Embora tenha se movimentado com qualidade pelo romance e pela poesia, foi no conto em que mais se destacou, usando a escrita para descartar todos os formalismos em nome do diálogo (por vezes, à beira da desconstrução) entre olhares, linguagens artísticas e gêneros narrativos. Volumes mais recentes, como O voo da madrugada (2003) e Páginas sem glória (2012), são quase tão festejados quanto obras clássicas, como Confissões de Ralfo (romance, 1975), Amazona (novela, 1986) e O concerto de João Gilberto no Rio de Janeiro (contos, 1983).

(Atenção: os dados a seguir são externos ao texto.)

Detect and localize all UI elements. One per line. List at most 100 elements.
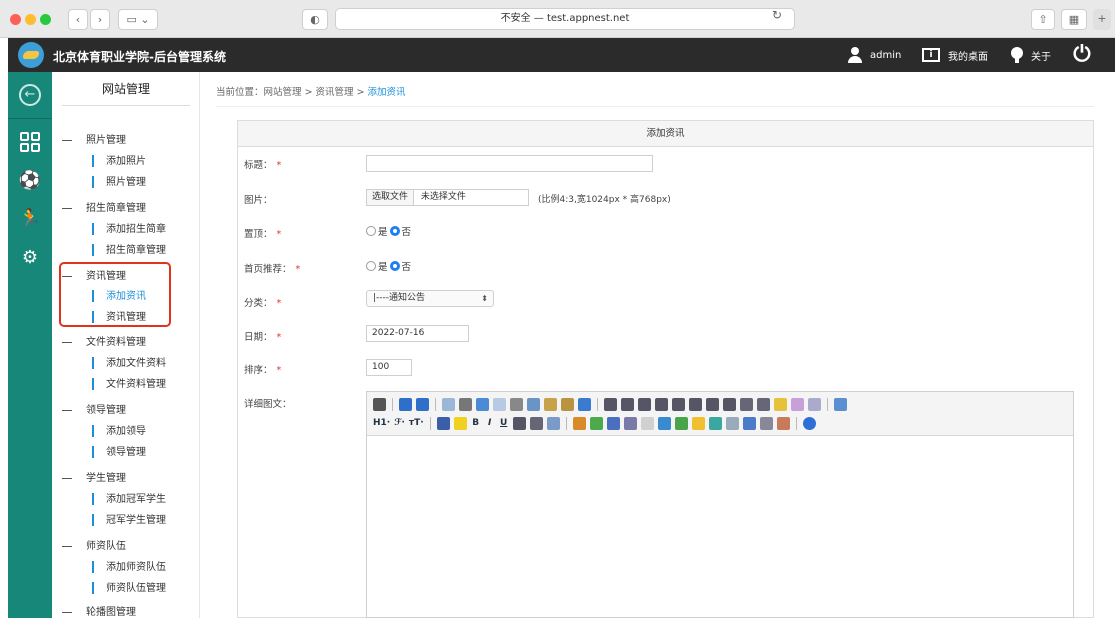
align-left-icon[interactable] <box>604 397 617 411</box>
sidebar-item-add-leader[interactable]: 添加领导 <box>92 422 146 437</box>
sidebar-item-champion-manage[interactable]: 冠军学生管理 <box>92 511 166 526</box>
link-icon[interactable] <box>759 416 773 430</box>
my-desktop-link[interactable]: i 我的桌面 <box>922 38 988 72</box>
image-file-input[interactable]: 选取文件 未选择文件 <box>366 189 529 206</box>
sidebar-group-photos[interactable]: 照片管理 <box>62 131 126 146</box>
sidebar-group-leaders[interactable]: 领导管理 <box>62 401 126 416</box>
sort-input[interactable]: 100 <box>366 359 412 376</box>
sidebar-group-admissions[interactable]: 招生简章管理 <box>62 199 146 214</box>
bold-icon[interactable]: B <box>471 418 481 428</box>
undo-icon[interactable] <box>399 397 412 411</box>
hr-icon[interactable] <box>674 416 688 430</box>
sidebar-item-add-photo[interactable]: 添加照片 <box>92 152 146 167</box>
new-tab-button[interactable]: + <box>1093 9 1111 30</box>
top-no-radio[interactable] <box>389 226 400 236</box>
highlight-color-icon[interactable] <box>453 416 467 430</box>
home-yes-radio[interactable] <box>366 261 376 271</box>
attachment-icon[interactable] <box>640 416 654 430</box>
sidebar-item-leader-manage[interactable]: 领导管理 <box>92 443 146 458</box>
home-no-radio[interactable] <box>389 261 400 271</box>
align-right-icon[interactable] <box>638 397 651 411</box>
preview-icon[interactable] <box>442 397 455 411</box>
outdent-icon[interactable] <box>723 397 736 411</box>
category-select[interactable]: |----通知公告 ⬍ <box>366 290 494 307</box>
select-all-icon[interactable] <box>791 397 804 411</box>
font-family-button[interactable]: ℱ· <box>394 418 405 428</box>
privacy-icon[interactable]: ◐ <box>302 9 328 30</box>
minimize-window-button[interactable] <box>25 14 36 25</box>
align-center-icon[interactable] <box>621 397 634 411</box>
breadcrumb-current[interactable]: 添加资讯 <box>368 87 406 98</box>
media-icon[interactable] <box>623 416 637 430</box>
map-icon[interactable] <box>708 416 722 430</box>
soccer-ball-icon[interactable]: ⚽ <box>18 169 42 193</box>
back-button[interactable]: ‹ <box>68 9 88 30</box>
sidebar-group-carousel[interactable]: 轮播图管理 <box>62 603 136 618</box>
sidebar-group-students[interactable]: 学生管理 <box>62 469 126 484</box>
sidebar-item-photo-manage[interactable]: 照片管理 <box>92 173 146 188</box>
gear-icon[interactable]: ⚙ <box>18 246 42 270</box>
sidebar-item-add-faculty[interactable]: 添加师资队伍 <box>92 558 166 573</box>
sidebar-item-add-champion[interactable]: 添加冠军学生 <box>92 490 166 505</box>
redo-icon[interactable] <box>416 397 429 411</box>
help-icon[interactable] <box>802 416 816 430</box>
user-menu[interactable]: admin <box>848 38 901 72</box>
template-icon[interactable] <box>476 397 489 411</box>
code-icon[interactable] <box>493 397 506 411</box>
date-input[interactable]: 2022-07-16 <box>366 325 469 342</box>
address-bar[interactable]: 不安全 — test.appnest.net <box>335 8 795 30</box>
emoticon-icon[interactable] <box>691 416 705 430</box>
sidebar-item-admission-manage[interactable]: 招生简章管理 <box>92 241 166 256</box>
sidebar-group-documents[interactable]: 文件资料管理 <box>62 333 146 348</box>
page-break-icon[interactable] <box>725 416 739 430</box>
flash-icon[interactable] <box>606 416 620 430</box>
sidebar-item-document-manage[interactable]: 文件资料管理 <box>92 375 166 390</box>
image-icon[interactable] <box>572 416 586 430</box>
grid-icon[interactable] <box>18 130 42 154</box>
zoom-window-button[interactable] <box>40 14 51 25</box>
cut-icon[interactable] <box>510 397 523 411</box>
unlink-icon[interactable] <box>776 416 790 430</box>
text-color-icon[interactable] <box>436 416 450 430</box>
font-size-button[interactable]: тT· <box>409 418 424 428</box>
sidebar-group-faculty[interactable]: 师资队伍 <box>62 537 126 552</box>
about-link[interactable]: 关于 <box>1011 38 1051 72</box>
forward-button[interactable]: › <box>90 9 110 30</box>
subscript-icon[interactable] <box>740 397 753 411</box>
indent-icon[interactable] <box>706 397 719 411</box>
title-input[interactable] <box>366 155 653 172</box>
cursor-icon[interactable] <box>808 397 821 411</box>
anchor-icon[interactable] <box>742 416 756 430</box>
tab-overview-button[interactable]: ▦ <box>1061 9 1087 30</box>
multi-image-icon[interactable] <box>589 416 603 430</box>
underline-icon[interactable]: U <box>499 418 509 428</box>
runner-icon[interactable]: 🏃 <box>18 207 42 231</box>
line-height-icon[interactable] <box>529 416 543 430</box>
share-button[interactable]: ⇧ <box>1031 9 1055 30</box>
justify-icon[interactable] <box>655 397 668 411</box>
source-icon[interactable] <box>373 397 386 411</box>
close-window-button[interactable] <box>10 14 21 25</box>
remove-format-icon[interactable] <box>546 416 560 430</box>
power-icon[interactable]: ⏻ <box>1069 42 1095 68</box>
table-icon[interactable] <box>657 416 671 430</box>
sidebar-item-add-document[interactable]: 添加文件资料 <box>92 354 166 369</box>
sidebar-item-add-admission[interactable]: 添加招生简章 <box>92 220 166 235</box>
superscript-icon[interactable] <box>757 397 770 411</box>
choose-file-button[interactable]: 选取文件 <box>367 190 415 205</box>
collapse-sidebar-icon[interactable]: ← <box>19 84 41 106</box>
rich-text-editor[interactable]: H1· ℱ· тT· B I U <box>366 391 1074 618</box>
paste-icon[interactable] <box>544 397 557 411</box>
sidebar-toggle-button[interactable]: ▭ ⌄ <box>118 9 158 30</box>
fullscreen-icon[interactable] <box>834 397 847 411</box>
sidebar-item-faculty-manage[interactable]: 师资队伍管理 <box>92 579 166 594</box>
print-icon[interactable] <box>459 397 472 411</box>
top-yes-radio[interactable] <box>366 226 376 236</box>
strikethrough-icon[interactable] <box>512 416 526 430</box>
paste-text-icon[interactable] <box>561 397 574 411</box>
heading-button[interactable]: H1· <box>373 418 390 428</box>
unordered-list-icon[interactable] <box>689 397 702 411</box>
clear-format-icon[interactable] <box>774 397 787 411</box>
copy-icon[interactable] <box>527 397 540 411</box>
ordered-list-icon[interactable] <box>672 397 685 411</box>
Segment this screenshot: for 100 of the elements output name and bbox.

"Ele dizia que gostava muito de ir a museus, ver exposições de pintura etc., porque sempre saía desses lugares com muitas ideias para escrever", comenta Arthur Telló, escritor e professor da Escola de Humanidades da Pontifícia Universidade Católica do Rio Grande do Sul (Pucrs). Em sua visão, o uso que Sant'Anna fazia da arte como mediação da realidade anda lado a lado com a exaltação do imperfeito como potência criadora. "É subjetivo, claro, mas penso que ele é um dos escritores que melhor soube colocar os adjetivos na literatura brasileira. Graças a isso, conseguia criar contos que são quase poemas, devido ao trabalho da frase", explica.

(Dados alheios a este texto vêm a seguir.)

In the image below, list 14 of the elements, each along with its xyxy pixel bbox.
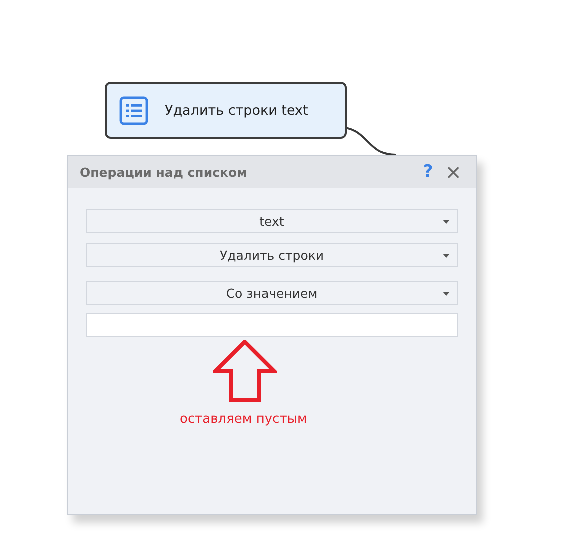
dialog-title: Операции над списком (80, 164, 248, 180)
annotation-text: оставляем пустым (180, 412, 308, 427)
close-button[interactable]: × (441, 160, 466, 184)
caret-icon (443, 220, 450, 224)
dropdown[interactable]: Со значением (86, 281, 458, 305)
caret-icon (443, 292, 450, 296)
action-node[interactable]: Удалить строки text (105, 82, 347, 139)
caret-icon (443, 254, 450, 258)
list-icon (119, 96, 149, 126)
up-arrow-icon (213, 340, 277, 402)
node-label: Удалить строки text (165, 102, 308, 118)
dropdown[interactable]: text (86, 209, 458, 233)
dropdown[interactable]: Удалить строки (86, 243, 458, 267)
input-field[interactable] (86, 313, 458, 337)
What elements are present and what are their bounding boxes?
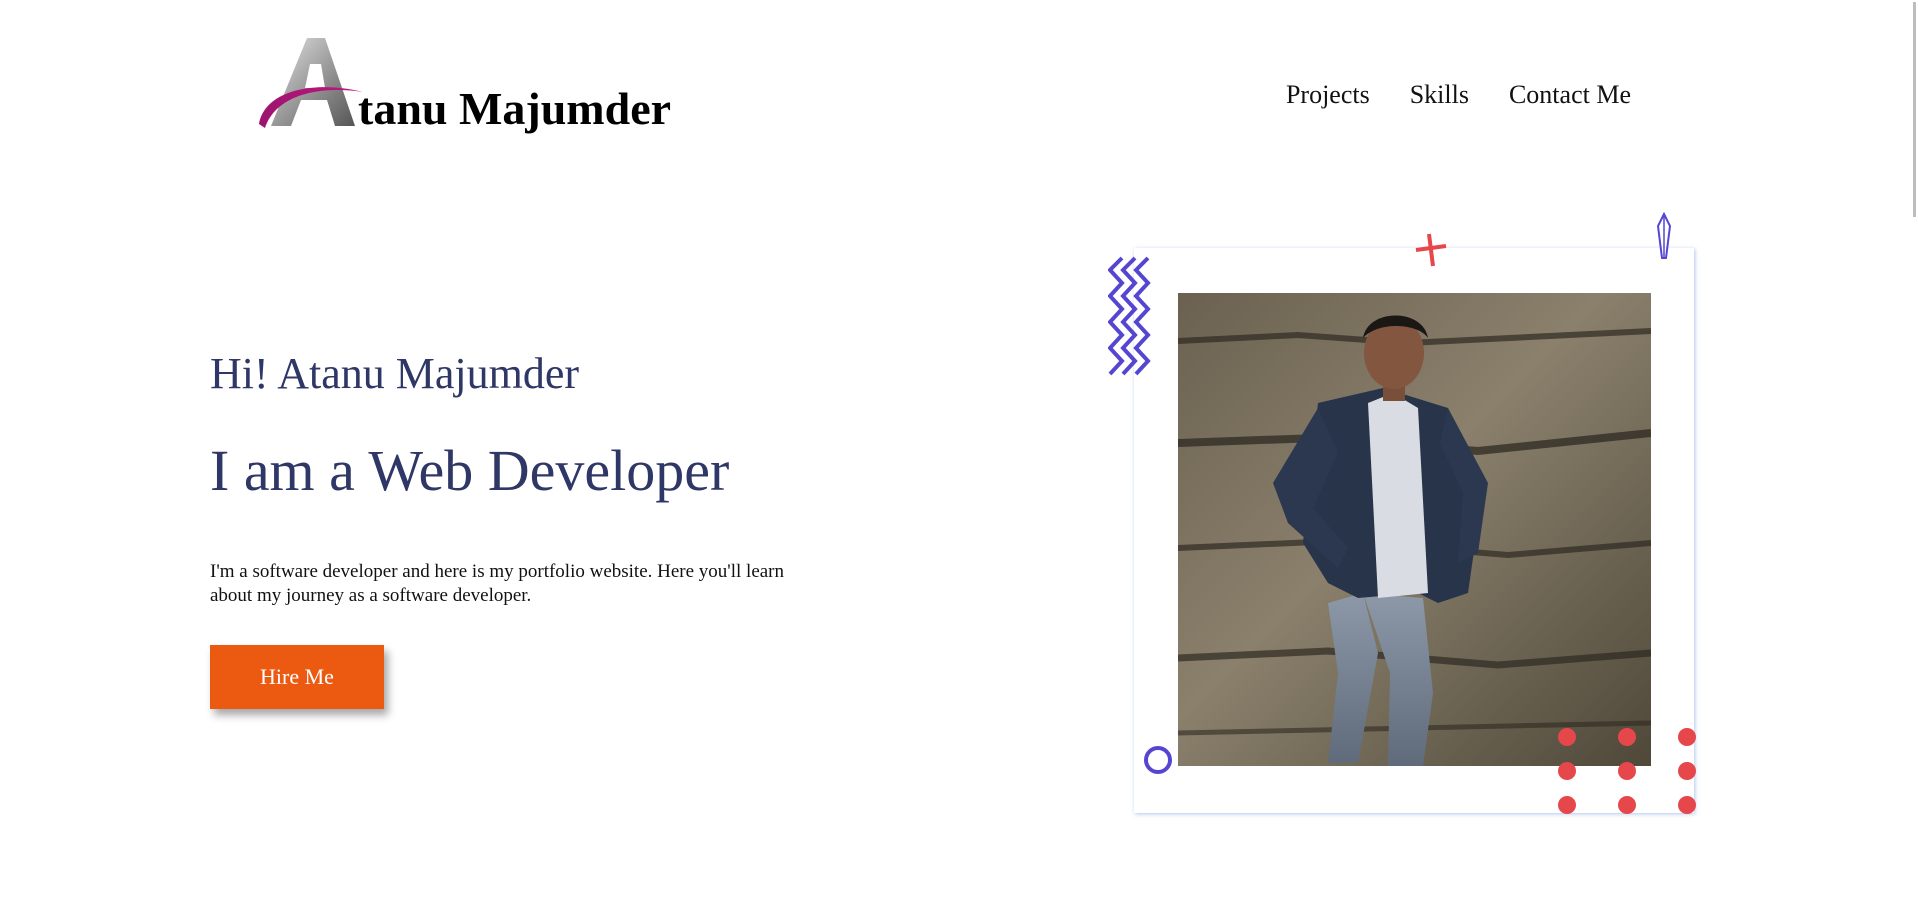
nav-skills-link[interactable]: Skills [1410,80,1469,110]
nav-contact-link[interactable]: Contact Me [1509,80,1631,110]
nav-projects-link[interactable]: Projects [1286,80,1370,110]
logo-text: tanu Majumder [358,83,672,134]
plus-decoration-icon [1415,233,1447,267]
crystal-decoration-icon [1656,212,1672,259]
main-nav: Projects Skills Contact Me [1286,80,1631,110]
page-scrollbar[interactable] [1908,0,1918,912]
site-logo[interactable]: tanu Majumder [255,30,675,140]
portfolio-page: tanu Majumder Projects Skills Contact Me… [0,0,1918,912]
circle-decoration-icon [1144,746,1172,774]
profile-photo [1178,293,1651,766]
hire-me-button[interactable]: Hire Me [210,645,384,709]
hero-title: I am a Web Developer [210,438,730,503]
dots-decoration [1558,728,1698,818]
zigzag-decoration-icon [1108,256,1151,376]
scrollbar-thumb[interactable] [1913,2,1916,217]
hero-description: I'm a software developer and here is my … [210,561,785,606]
hero-greeting: Hi! Atanu Majumder [210,349,580,398]
logo-letter-a-icon [259,38,363,128]
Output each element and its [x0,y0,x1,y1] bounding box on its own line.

Sérgio Sant'Anna faz parte de uma geração de autores de vanguarda, ao lado de nomes como Osman Lins, J. J. Veiga e Hermilo Borba Filho. Arthur Telló explica que, em especial a partir dos anos 1980, essa vertente literária foi perdendo espaço no mercado, na medida em que este se estruturou em torno de um realismo mais convencional. "Ao contrário de escritores como Rubem Fonseca, que teve grande sucesso de vendas, Sant'Anna acaba ficando um tanto circunscrito a esse âmbito de escritor para escritores, um pouco como Mario Levrero no Uruguai. Dentro da academia, ele acaba sendo uma presença estranha e, até certo ponto, incômoda, dentro dessa espécie de batalha entre correntes de vanguarda e realistas que existe na literatura brasileira."
Nos últimos tempos, o autor seguia com uma produção intensa, adotando um tom mais memorialista em seus escritos. Além disso, mantinha presença regular nas redes sociais, engajando-se sem reservas no debate político. "Sérgio Sant'Anna é um de nossos maiores escritores contemporâneos e era uma pessoa formidável, que não se furtava a se posicionar contra o governo fascista de Jair Bolsonaro", afirma a escritora e crítica de arte Veronica Stigger.
Uma admiração que, é claro, ganhou também ares de aprendizado, e que tem muito a ver com o modo como o autor juntava as palavras para criar sentidos e sensações. "Lendo seus textos ficcionais (e não sei de qual deles gosto mais), aprendi que é fundamental ser preciso na linguagem empregada, quase cirúrgico, e que não há possibilidade de escrita sem imaginação e sem experimentação", comenta.